Fin de campagne oblige, je ne vais pas pester contre l'un ou l'autre des candidats présidentiels. Peut-être grâce au cessez-le-feu, j'étais en train réfléchir au système social français, de manière un peu détachée. Je venais de lire ce papier dans The Economist qui parle du chef de la BCE, Mario Draghi, et le cocktail d'austérité et de croissance qu'il recommande pour l'Europe. J'ai lu aussi cet édito du Monde, où est exprimé le regret que la campagne présidentielle n'a pas permis d'engager le débat sur les vraies questions de mondialisation, de l'international en général. Ils n'ont pas tout à fait tort : la focalisation sur la personalité de Nicolas Sarkozy (focalisation souhaitée par l'intéressé) et sur la question de l'extrême droite et ses thèmes (souhaitée par le même candidat) ont en effet dominé la couverture médiatique, et par conséquent la réalité couverte.
Dans Ze Economist on lit ceci :
Instead Mr Draghi’s version of a growth compact would accomplish three things. First, he wants more progress with structural reforms, in product as well as labour markets, not least since enhancing competition between firms is often the precondition for greater labour flexibility. Second, he advocates more investment in infrastructure at the European level and backs a better mix of fiscal retrenchment, focused more on cutting current spending than on axing investment and raising taxes.
Si comprend bien, le growth compact devrait accompagner la Règle d'Or, pour complèter l'austérité par des mesures destinées à stimuler la croissance et améliorer la compétitivité des entreprises européennes. Ce qui m'a retenu, c'est la nécessité de "réformes structurelles" aussi bien dans le "marché des biens" que celui du travail. Au moins on admet que le droit du travail n'est pas l'unique obstacle au bonheur, et que les connivences et les monopoles nuisent autant à la productivité. C'est bien, même si évidemment Draghi n'est pas non plus un mélenchonien.
Je pense donc aux "réformes structurelles" et à ce marché du travail. Depuis cinq ans, le mot "réforme" me met automatiquement en état d'alerte. Mais réfléchissons quand même.
Voici en tout cas mon idée, ma proposition. J'imagine qu'elle a déjà était faite, mais tant pis, je fonce : le niveau de prélèvement sur le travail devrait être inversement proportionnel à la durée et à la stabilité de l'engagement. Tout emploi moins stable qu'un CDI aurait un taux de prélèvement supérieur. La logique étant qu'une entreprise qui embauche pour des courtes durées doit payer plus cher pour compenser la précarité qu'elle impose au salarié.

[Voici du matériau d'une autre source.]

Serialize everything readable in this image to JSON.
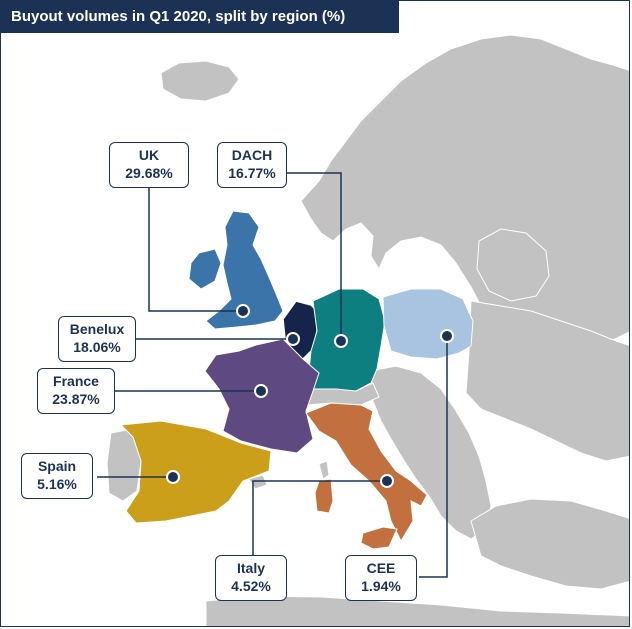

Si on pense réellement en termes d'assurance chômage, c'est évident que le risque de chômage est beaucoup plus élevé pour un salarié qui n'a qu'un CDD de quelques mois. L'assurance devrait logiquement coûter plus cher, et c'est, il me semble, approprié que ce soit l'entreprise qui supporte le coût du risque, puisque c'est elle qui bénéficie de la souplesse de l'engagement.
Autrement dit, la précarité devrait avoir un prix. Ou encore, du point de vue de l'entreprise : la souplesse deviendrait quelque chose qu'on achète, en même temps que le travail. Dans le système actuel, la précarité (ou la souplesse) ne coûte rien à l'employeur, à la différence de l'emploi stable ; c'est donc dans son intérêt d'augmenter la précarité à chaque occasion, avec pour conséquence les CDD à répétition avec leurs effets néfastes pour tout le monde, salarié et entreprise. Si l'entreprise compensait, en argent, la précarité (ou la souplesse), l'équation serait modfiée : quand la souplesse était essentielle (pour telle ou telle raison), l'employeur en aurait la possibilité, mais aurait intérêt à limiter de telles solutions. En faisant appel au travail précaire, l'entreprise participerait davantage à la solidarité nationale et à l'équilibre des comptes.
Et tout le monde serait content.
Enfin, voilà l'idée. J'aimerais entendre pourquoi c'est une mauvaise idée.